FORESTS - A CENTURY OF DESTRUCTION

BY SIMON RIETBERGEN,


IUCN'S FOREST CONSERVATION PROGRAMME OFFICER

Over the last 20 years, about 300 million hectares (six times the size of France) of mainly tropical forest have been converted to other land uses, such as farms and pasture or large-scale plantations of oil palm, rubber and other cash crops. Increasingly fragmented forests have become much more susceptible to fire than was ever thought possible: tens of millions of hectares of normally fire-resistant forest have been destroyed by catastrophic infernos in the Amazon, Central America, Indonesia, West Africa and Madagascar.

But outright loss of forest is not the whole picture. Comparable areas of forest have been severely degraded. Large-scale clear-cuts in temperate and boreal regions - often in violation of national laws - have not only wiped out much of the remaining old-growth forest, but also caused long-term damage to freshwater ecosystems. In the humid tropics, timber harvesting is much more selective, but tens of millions of hectares have been cut in unnecessarily destructive ways.

Worldwide, 80% of original forest cover has been cleared, fragmented, or otherwise degraded. In the Atlantic rainforests of Brazil, the West African rainforests, Madagascar, and Sumatra - some of the richest biological treasure houses of the world - much less than 10% of the original forest cover is left. There, many populations of plants and animals are losing their long-term viability through fragmentation and genetic erosion. A wave of extinctions is just around the corner - unless "radical" action is taken.

Seven tenths of the world's remaining forests are in twelve countries: Brazil, Canada, China, Colombia, Congo DR, India, Indonesia, Mexico, Peru, Russia, USA and Venezuela. But so far we have failed to convince most forest-rich countries that there is such a thing as forest-rich development. And even in countries where total forest cover is stable or increasing, biologically unique old-growth forest ecosystems are being replaced with secondary growth and plantations. Logs continue to be the preferred currency of political patronage in many countries with old-growth forests.

At the same time, we have gained a much better understanding of forests in a number of key areas. Ecologists have started to develop rigorous methods to prioritise the forests richest in biological diversity and most in need of protection. Climatologists have a much improved understanding of how different forest ecosystems have evolved, and continue to evolve, under changing climates. Environmental economists are getting a better handle on the long-term economic importance of the services provided by intact forest ecosystems: water and nutrient cycling, carbon sequestration and the conservation of many animal and plant species that are likely to prove useful in the future. Social scientists have documented the forest management practices of local communities and indigenous peoples, and analysed how these might be harnessed for the future. Pioneering foresters have developed low-impact logging techniques that are sometimes even cheaper than conventional logging. Thanks to improved means of communication, knowledge about threats to forests, such as agricultural conversion, infrastructure development and mining can be exchanged and used rapidly by conservation advocates.

But despite the existence of all this knowledge, many high-level decision-makers still view forests as dispensable quantities, or worse, as obstacles to progress. What would it take to convince them otherwise?

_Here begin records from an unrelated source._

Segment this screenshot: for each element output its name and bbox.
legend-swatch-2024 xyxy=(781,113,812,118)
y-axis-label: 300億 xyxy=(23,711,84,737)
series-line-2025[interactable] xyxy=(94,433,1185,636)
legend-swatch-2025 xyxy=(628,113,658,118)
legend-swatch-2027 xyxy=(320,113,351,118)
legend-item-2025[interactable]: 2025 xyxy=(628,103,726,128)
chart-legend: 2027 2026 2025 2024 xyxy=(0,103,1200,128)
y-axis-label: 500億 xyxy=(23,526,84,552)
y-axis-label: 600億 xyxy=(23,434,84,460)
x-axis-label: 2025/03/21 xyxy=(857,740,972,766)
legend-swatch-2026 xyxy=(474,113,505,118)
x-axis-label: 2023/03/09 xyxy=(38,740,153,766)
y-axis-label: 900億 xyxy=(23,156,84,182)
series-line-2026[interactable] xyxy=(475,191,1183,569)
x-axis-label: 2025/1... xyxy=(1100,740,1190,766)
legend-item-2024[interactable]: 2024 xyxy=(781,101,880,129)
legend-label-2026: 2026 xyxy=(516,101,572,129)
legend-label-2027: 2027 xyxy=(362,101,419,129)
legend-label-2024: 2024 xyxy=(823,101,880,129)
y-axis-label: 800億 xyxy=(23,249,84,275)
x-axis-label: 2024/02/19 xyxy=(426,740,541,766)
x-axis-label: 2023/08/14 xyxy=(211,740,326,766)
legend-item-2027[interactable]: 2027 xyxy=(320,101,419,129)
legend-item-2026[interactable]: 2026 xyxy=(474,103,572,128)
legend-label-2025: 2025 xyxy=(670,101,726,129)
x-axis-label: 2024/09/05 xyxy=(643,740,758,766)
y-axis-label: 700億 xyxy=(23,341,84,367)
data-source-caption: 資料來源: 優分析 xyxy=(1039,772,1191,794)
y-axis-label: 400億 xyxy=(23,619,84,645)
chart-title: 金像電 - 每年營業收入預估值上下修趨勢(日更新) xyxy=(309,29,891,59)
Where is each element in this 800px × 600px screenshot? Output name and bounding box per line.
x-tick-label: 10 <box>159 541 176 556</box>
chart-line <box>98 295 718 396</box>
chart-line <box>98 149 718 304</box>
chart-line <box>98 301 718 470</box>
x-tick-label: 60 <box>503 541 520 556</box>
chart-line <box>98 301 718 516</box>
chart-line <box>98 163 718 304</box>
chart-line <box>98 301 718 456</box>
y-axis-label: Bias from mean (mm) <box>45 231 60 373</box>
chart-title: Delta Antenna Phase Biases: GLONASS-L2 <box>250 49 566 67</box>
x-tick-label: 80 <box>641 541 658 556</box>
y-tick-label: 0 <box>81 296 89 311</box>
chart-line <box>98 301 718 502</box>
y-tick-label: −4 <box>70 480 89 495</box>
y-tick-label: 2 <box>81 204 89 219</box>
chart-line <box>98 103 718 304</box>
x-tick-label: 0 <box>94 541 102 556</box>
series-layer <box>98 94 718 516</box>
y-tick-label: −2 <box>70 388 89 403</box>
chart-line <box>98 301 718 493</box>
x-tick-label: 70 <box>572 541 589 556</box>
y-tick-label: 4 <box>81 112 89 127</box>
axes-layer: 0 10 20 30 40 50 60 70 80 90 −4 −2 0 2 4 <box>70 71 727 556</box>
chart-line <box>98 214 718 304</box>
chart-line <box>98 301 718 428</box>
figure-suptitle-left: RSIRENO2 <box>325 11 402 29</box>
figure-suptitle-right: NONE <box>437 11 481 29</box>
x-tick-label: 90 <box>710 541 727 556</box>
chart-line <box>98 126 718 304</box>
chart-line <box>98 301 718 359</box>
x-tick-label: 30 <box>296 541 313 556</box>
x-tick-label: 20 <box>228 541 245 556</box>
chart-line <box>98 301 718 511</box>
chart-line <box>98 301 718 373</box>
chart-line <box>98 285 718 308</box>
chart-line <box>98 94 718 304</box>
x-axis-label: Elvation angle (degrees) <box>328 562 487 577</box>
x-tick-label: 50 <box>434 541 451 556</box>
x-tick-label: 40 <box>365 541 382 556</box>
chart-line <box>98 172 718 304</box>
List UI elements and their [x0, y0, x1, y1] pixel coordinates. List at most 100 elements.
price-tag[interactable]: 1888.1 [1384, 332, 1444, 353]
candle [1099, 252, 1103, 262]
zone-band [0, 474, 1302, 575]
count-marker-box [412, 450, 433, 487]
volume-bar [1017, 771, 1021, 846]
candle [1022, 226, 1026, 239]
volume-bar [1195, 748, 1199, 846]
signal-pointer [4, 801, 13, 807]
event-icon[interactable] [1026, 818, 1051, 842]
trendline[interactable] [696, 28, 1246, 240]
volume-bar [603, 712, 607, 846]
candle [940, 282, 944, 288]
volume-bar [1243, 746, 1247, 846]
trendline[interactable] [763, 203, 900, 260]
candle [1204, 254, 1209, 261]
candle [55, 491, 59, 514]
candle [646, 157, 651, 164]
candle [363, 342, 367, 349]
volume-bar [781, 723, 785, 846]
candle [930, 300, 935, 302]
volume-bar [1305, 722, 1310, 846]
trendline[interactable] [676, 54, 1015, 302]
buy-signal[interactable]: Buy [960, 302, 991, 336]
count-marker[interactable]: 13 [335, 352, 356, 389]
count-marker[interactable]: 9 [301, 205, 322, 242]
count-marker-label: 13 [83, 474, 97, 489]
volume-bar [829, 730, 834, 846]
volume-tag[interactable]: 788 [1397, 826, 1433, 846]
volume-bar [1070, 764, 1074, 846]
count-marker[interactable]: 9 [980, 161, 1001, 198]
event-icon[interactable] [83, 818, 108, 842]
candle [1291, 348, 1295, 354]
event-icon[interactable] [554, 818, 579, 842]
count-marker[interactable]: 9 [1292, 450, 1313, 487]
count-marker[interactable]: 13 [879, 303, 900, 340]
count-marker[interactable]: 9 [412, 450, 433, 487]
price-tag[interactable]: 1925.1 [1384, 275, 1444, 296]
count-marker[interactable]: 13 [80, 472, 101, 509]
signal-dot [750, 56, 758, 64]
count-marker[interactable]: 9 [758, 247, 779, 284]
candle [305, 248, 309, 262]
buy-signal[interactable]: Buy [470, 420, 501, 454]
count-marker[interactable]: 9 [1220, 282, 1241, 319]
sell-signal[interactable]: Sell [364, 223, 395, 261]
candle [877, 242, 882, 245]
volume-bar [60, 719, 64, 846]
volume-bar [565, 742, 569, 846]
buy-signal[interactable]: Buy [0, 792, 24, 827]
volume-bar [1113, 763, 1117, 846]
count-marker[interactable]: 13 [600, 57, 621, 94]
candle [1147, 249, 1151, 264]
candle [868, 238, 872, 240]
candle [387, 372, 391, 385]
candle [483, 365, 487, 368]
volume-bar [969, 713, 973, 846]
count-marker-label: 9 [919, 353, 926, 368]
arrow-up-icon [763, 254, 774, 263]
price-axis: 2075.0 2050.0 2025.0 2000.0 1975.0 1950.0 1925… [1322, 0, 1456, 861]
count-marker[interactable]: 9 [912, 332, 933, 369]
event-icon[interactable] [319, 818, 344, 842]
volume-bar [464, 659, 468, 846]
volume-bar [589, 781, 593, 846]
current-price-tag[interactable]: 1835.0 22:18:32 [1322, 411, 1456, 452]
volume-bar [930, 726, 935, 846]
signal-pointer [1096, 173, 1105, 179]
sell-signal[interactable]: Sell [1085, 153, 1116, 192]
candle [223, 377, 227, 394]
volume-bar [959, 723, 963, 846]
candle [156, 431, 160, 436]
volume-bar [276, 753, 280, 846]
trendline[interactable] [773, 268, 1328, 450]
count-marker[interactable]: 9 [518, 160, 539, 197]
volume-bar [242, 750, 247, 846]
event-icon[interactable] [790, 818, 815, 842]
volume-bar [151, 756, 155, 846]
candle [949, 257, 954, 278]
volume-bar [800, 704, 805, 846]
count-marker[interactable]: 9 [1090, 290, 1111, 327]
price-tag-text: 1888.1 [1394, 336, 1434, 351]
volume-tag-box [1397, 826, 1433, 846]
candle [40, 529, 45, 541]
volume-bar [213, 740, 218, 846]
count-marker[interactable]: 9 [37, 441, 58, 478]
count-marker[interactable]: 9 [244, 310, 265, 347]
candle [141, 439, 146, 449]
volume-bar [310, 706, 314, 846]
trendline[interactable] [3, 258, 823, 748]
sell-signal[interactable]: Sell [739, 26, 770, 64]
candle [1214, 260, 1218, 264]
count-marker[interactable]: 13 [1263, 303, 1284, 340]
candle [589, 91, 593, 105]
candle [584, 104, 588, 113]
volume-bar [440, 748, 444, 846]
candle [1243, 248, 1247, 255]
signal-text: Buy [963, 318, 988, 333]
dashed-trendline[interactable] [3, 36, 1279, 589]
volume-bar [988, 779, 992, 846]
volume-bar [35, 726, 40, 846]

We need to learn to communicate much more concisely and convincingly with time-strapped politicians, and with the people that elect them. Our arguments about forest conservation need to be explained in terms of concrete benefits to people's well-being. Wherever forests of global importance are threatened and local benefits are not sufficient to make the case, mechanisms have to be devised and funds mobilised to involve local people in, and compensate them for saving the forest. This will no doubt be an uphill struggle. Powerful vested interests will resist changes to the status quo that has served them so well over the past twenty years - and that has made the forests burn and fall.

Therefore, we will need to engage with the forces that really change things, by working together with the best in business and civil society. We should continue to work with governments to reform forest policies and laws and improve their enforcement. But we should become less dependent on action just by them.

Dynamism, innovation, creativity and communications will light the path towards a forest- rich future.